After a few more minutes for discussions and musings it was decided that the team that was assembled would line up around one corner of the building and lift and move it enough for me to be able to slide out.

And when that didn’t work I caught the expression on one of the fireman’s faces and thought - he’s definitely regretting putting his name down for being on call this weekend.

‘Right...nothing for it..’ the head fire fighter started to say and I thought for a moment he was going to call in the army, but no they were pulling out all the stops but not that.

It was time for the air cushion to be unleashed, not to lift up a crashed car but a fully intact mobile office. There was a bit of a sense of an anti-climax as one fire crew and the police headed off at this point. The idea that there was much craic left to witness has subsided I guessed.

I wouldn’t want to say that it went entirely smoothly, there was a hairy moment when it looked like the building was going to fall awkwardly in my direction but the compressed air did it’s job and I was soon able to get out and sheepishly into the arms of my mother and father and then quickly wrapped in a silver foil heat blanket and taken by a paramedic to the ambulance to be checked over. Whilst I was wet and cold I knew I was fine but having seen the gawking eyes of our least favourite neighbour peering over the back gate I was tempted to take up the offer of a trip to Craigavon Area Hospital!

The firemen concluded their mission by putting the portakabin back in a position were it was much closer to the wall and hence there’d be no more incidents of anyone getting stuck again.

I’d like to say that the moral of this story is that my clients can feel assured that if they place their business with me that I am well experienced at getting out of a tight spot but it’s more about having to realise that there are some times when you need a bigger team around you to achieve something that turns out to be a bit more complicated than first appears.
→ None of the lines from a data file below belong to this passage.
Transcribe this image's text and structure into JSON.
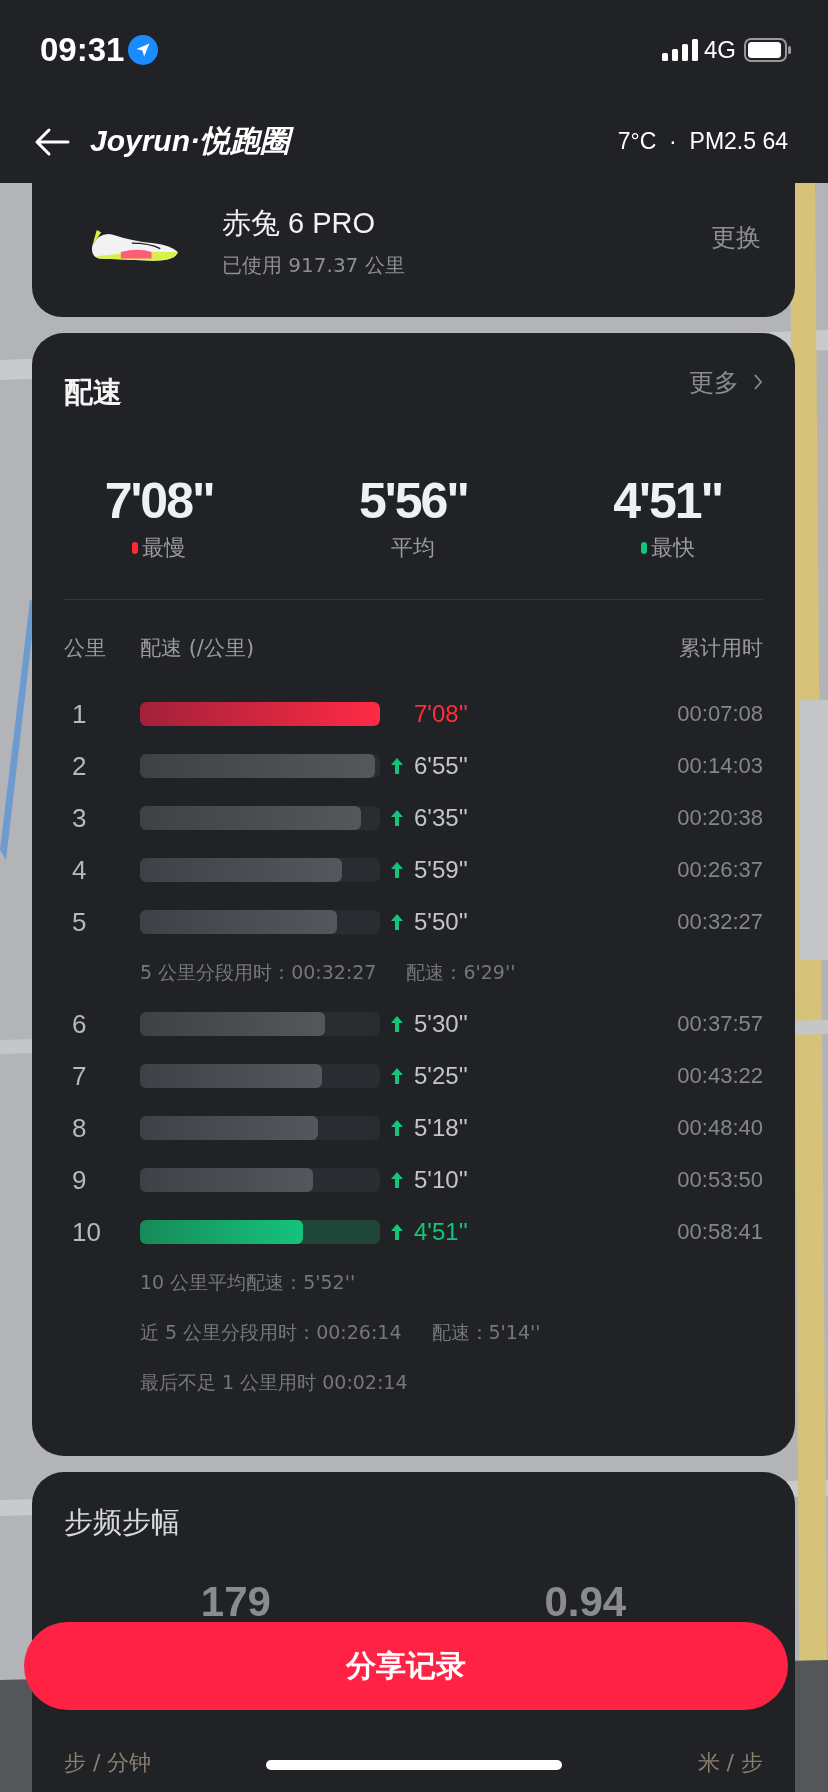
{
  "status_bar": {
    "time": "09:31",
    "network": "4G"
  },
  "nav": {
    "title": "Joyrun·悦跑圈",
    "weather": "7°C  ·  PM2.5 64"
  },
  "shoe": {
    "name": "赤兔 6 PRO",
    "usage": "已使用 917.37 公里",
    "action": "更换"
  },
  "pace": {
    "title": "配速",
    "more": "更多",
    "stats": [
      {
        "value": "7'08\"",
        "label": "最慢",
        "color": "#ff2a35"
      },
      {
        "value": "5'56\"",
        "label": "平均"
      },
      {
        "value": "4'51\"",
        "label": "最快",
        "color": "#14c47a"
      }
    ],
    "columns": [
      "公里",
      "配速 (/公里)",
      "累计用时"
    ],
    "rows": [
      {
        "kind": "slowest",
        "km": "1",
        "level": 1.0,
        "pace": "7'08''",
        "time": "00:07:08"
      },
      {
        "kind": "split",
        "km": "2",
        "level": 0.98,
        "pace": "6'55''",
        "time": "00:14:03"
      },
      {
        "kind": "split",
        "km": "3",
        "level": 0.92,
        "pace": "6'35''",
        "time": "00:20:38"
      },
      {
        "kind": "split",
        "km": "4",
        "level": 0.84,
        "pace": "5'59''",
        "time": "00:26:37"
      },
      {
        "kind": "split",
        "km": "5",
        "level": 0.82,
        "pace": "5'50''",
        "time": "00:32:27"
      },
      {
        "kind": "note",
        "parts": [
          "5 公里分段用时：00:32:27",
          "配速：6'29''"
        ]
      },
      {
        "kind": "split",
        "km": "6",
        "level": 0.77,
        "pace": "5'30''",
        "time": "00:37:57"
      },
      {
        "kind": "split",
        "km": "7",
        "level": 0.76,
        "pace": "5'25''",
        "time": "00:43:22"
      },
      {
        "kind": "split",
        "km": "8",
        "level": 0.74,
        "pace": "5'18''",
        "time": "00:48:40"
      },
      {
        "kind": "split",
        "km": "9",
        "level": 0.72,
        "pace": "5'10''",
        "time": "00:53:50"
      },
      {
        "kind": "fastest",
        "km": "10",
        "level": 0.68,
        "pace": "4'51''",
        "time": "00:58:41"
      },
      {
        "kind": "note",
        "parts": [
          "10 公里平均配速：5'52''"
        ]
      },
      {
        "kind": "note",
        "parts": [
          "近 5 公里分段用时：00:26:14",
          "配速：5'14''"
        ]
      },
      {
        "kind": "note",
        "parts": [
          "最后不足 1 公里用时 00:02:14"
        ]
      }
    ]
  },
  "cadence": {
    "title": "步频步幅",
    "values": [
      {
        "value": "179",
        "unit": "步 / 分钟"
      },
      {
        "value": "0.94",
        "unit": "米 / 步"
      }
    ]
  },
  "share_button": "分享记录"
}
When she was introducing herself to her new neighbours years later, my mother mentioned that she had been previously living on the Lough Road in Lurgan, and without giving her time to say anything else the man said ‘Oh I used to be a fireman and I remember one time we had to rescue this little fat kid from between a mobile caravan and a wall out the back of a big house down that way.’

‘I think you’ll find it was an office in a Portakabin.’ my mum said to the now silent figure who had learned the lesson that Northern Ireland really is a small place.